Ben Warwick's Trading Strategy
In the forex market, news trading is one of the most popular methods of forecasting the market. It's based on the psychological
reaction of the public to certain macroeconomic indicators, which reflect the state of the country's economy. However, it's not just the raw numbers that influence the market; political statements also influence it.
For example, the British mayor's latest statement on the prospect of Britain leaving the European Union forced investors to dump currency on the market en masse, causing the pound to plummet by two percent in just one day.
Just imagine the power of fundamental analysis if applied correctly and in time.
The president of Bacon Investment Corporation, better known to the general public as Ben Warwick, is one of the active traders who developed fundamental analysis as such, and his trading strategy and developments confirmed the importance of fundamental analysis and the impact of a series of news items on market participants.
Conjectures and confirmation of Ben Warwick's theory
As a student, he came across an interesting study on the stock market. The author indirectly touched on the impact of earnings announcements on a stock's subsequent price movement. At the time, companies were very secretive, and the stock market was dominated by rumors rather than actual figures.

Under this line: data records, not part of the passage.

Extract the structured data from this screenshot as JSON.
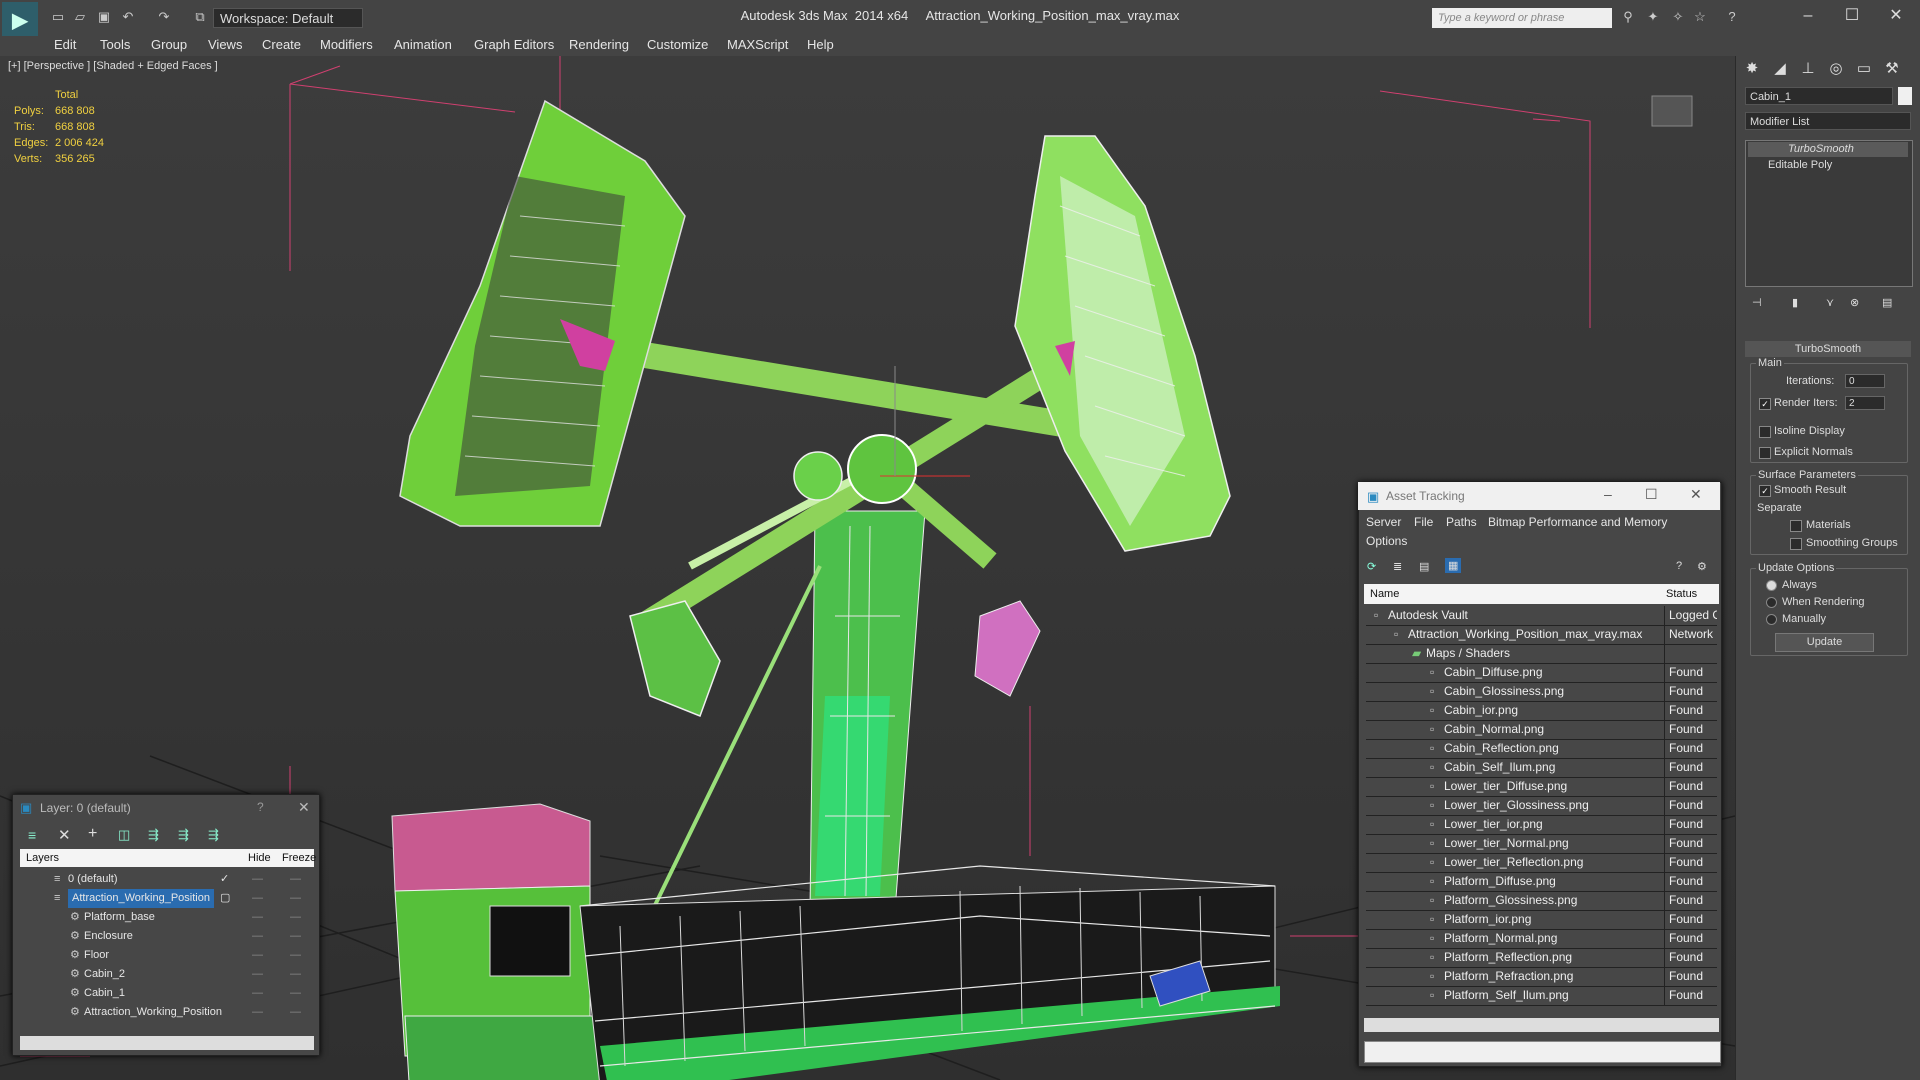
{
  "title_bar": {
    "workspace": "Workspace: Default",
    "title": "Autodesk 3ds Max  2014 x64     Attraction_Working_Position_max_vray.max",
    "search_placeholder": "Type a keyword or phrase"
  },
  "menu": [
    "Edit",
    "Tools",
    "Group",
    "Views",
    "Create",
    "Modifiers",
    "Animation",
    "Graph Editors",
    "Rendering",
    "Customize",
    "MAXScript",
    "Help"
  ],
  "viewport": {
    "label": "[+] [Perspective ] [Shaded + Edged Faces ]",
    "stats": {
      "header": "Total",
      "polys_label": "Polys:",
      "polys": "668 808",
      "tris_label": "Tris:",
      "tris": "668 808",
      "edges_label": "Edges:",
      "edges": "2 006 424",
      "verts_label": "Verts:",
      "verts": "356 265"
    }
  },
  "command_panel": {
    "object_name": "Cabin_1",
    "modifier_list": "Modifier List",
    "stack": [
      "TurboSmooth",
      "Editable Poly"
    ],
    "rollout_title": "TurboSmooth",
    "main_label": "Main",
    "iterations_label": "Iterations:",
    "iterations": "0",
    "render_iters_label": "Render Iters:",
    "render_iters": "2",
    "isoline": "Isoline Display",
    "explicit": "Explicit Normals",
    "surface_label": "Surface Parameters",
    "smooth_result": "Smooth Result",
    "separate": "Separate",
    "materials": "Materials",
    "smoothing_groups": "Smoothing Groups",
    "update_options": "Update Options",
    "always": "Always",
    "when_rendering": "When Rendering",
    "manually": "Manually",
    "update_button": "Update"
  },
  "asset_tracking": {
    "title": "Asset Tracking",
    "menu": [
      "Server",
      "File",
      "Paths",
      "Bitmap Performance and Memory",
      "Options"
    ],
    "col_name": "Name",
    "col_status": "Status",
    "rows": [
      {
        "name": "Autodesk Vault",
        "status": "Logged O"
      },
      {
        "name": "Attraction_Working_Position_max_vray.max",
        "status": "Network F"
      },
      {
        "name": "Maps / Shaders",
        "status": ""
      },
      {
        "name": "Cabin_Diffuse.png",
        "status": "Found"
      },
      {
        "name": "Cabin_Glossiness.png",
        "status": "Found"
      },
      {
        "name": "Cabin_ior.png",
        "status": "Found"
      },
      {
        "name": "Cabin_Normal.png",
        "status": "Found"
      },
      {
        "name": "Cabin_Reflection.png",
        "status": "Found"
      },
      {
        "name": "Cabin_Self_Ilum.png",
        "status": "Found"
      },
      {
        "name": "Lower_tier_Diffuse.png",
        "status": "Found"
      },
      {
        "name": "Lower_tier_Glossiness.png",
        "status": "Found"
      },
      {
        "name": "Lower_tier_ior.png",
        "status": "Found"
      },
      {
        "name": "Lower_tier_Normal.png",
        "status": "Found"
      },
      {
        "name": "Lower_tier_Reflection.png",
        "status": "Found"
      },
      {
        "name": "Platform_Diffuse.png",
        "status": "Found"
      },
      {
        "name": "Platform_Glossiness.png",
        "status": "Found"
      },
      {
        "name": "Platform_ior.png",
        "status": "Found"
      },
      {
        "name": "Platform_Normal.png",
        "status": "Found"
      },
      {
        "name": "Platform_Reflection.png",
        "status": "Found"
      },
      {
        "name": "Platform_Refraction.png",
        "status": "Found"
      },
      {
        "name": "Platform_Self_Ilum.png",
        "status": "Found"
      }
    ]
  },
  "layer_panel": {
    "title": "Layer: 0 (default)",
    "help": "?",
    "col_layers": "Layers",
    "col_hide": "Hide",
    "col_freeze": "Freeze",
    "rows": [
      "0 (default)",
      "Attraction_Working_Position",
      "Platform_base",
      "Enclosure",
      "Floor",
      "Cabin_2",
      "Cabin_1",
      "Attraction_Working_Position"
    ]
  }
}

Therefore, to avoid losses due to rumors, many companies began publishing key performance indicators. Ben began to notice that if the announced stock returns were higher than the company and investors had anticipated, the trend would gain significant momentum and persist for approximately 60 days.
This first study and the hunch was confirmed, which is what actually forced Ben Warwick to test his theory about the influence of fundamental indicators on futures .
Developing theory and creating your own trading strategy
Studying the impact of news on stock and futures markets, Ben Warwick compiled all his observations into a single, comprehensive book. Unlike modern news trading, where entering the market at the moment the news is released is crucial, Ben Warwick argues that this approach is more like playing in a casino, where your odds are 50/50.
His personal strategy and observations are based on the principle of measuring price momentum after the release of a fundamental indicator. Simply put, he doesn't rush into a trade if positive data comes out. For example, his strategy emphasizes waiting until the end of the day after an important news release. If, following a good data release, the asset's price rises at the end of the day, Ben confidently buys it.
When statistics are negative, Ben waits until the close of the day, and if the asset declines significantly by the end of the day, he sells. The most interesting thing about his approach is that he tries to avoid excessive market turbulence at all costs and trades on the residual effect after the publication of certain statistics.
Through constant research and statistical recording, Ben has found that news trading is most effective in agricultural futures because the market is less politically charged and the raw numbers have a strong effect on market participants.
Ben Warwick made history as the creator of a new trading method known as "Event Trading." His basic principles and research have been adopted by many traders and successfully adapted for forex trading.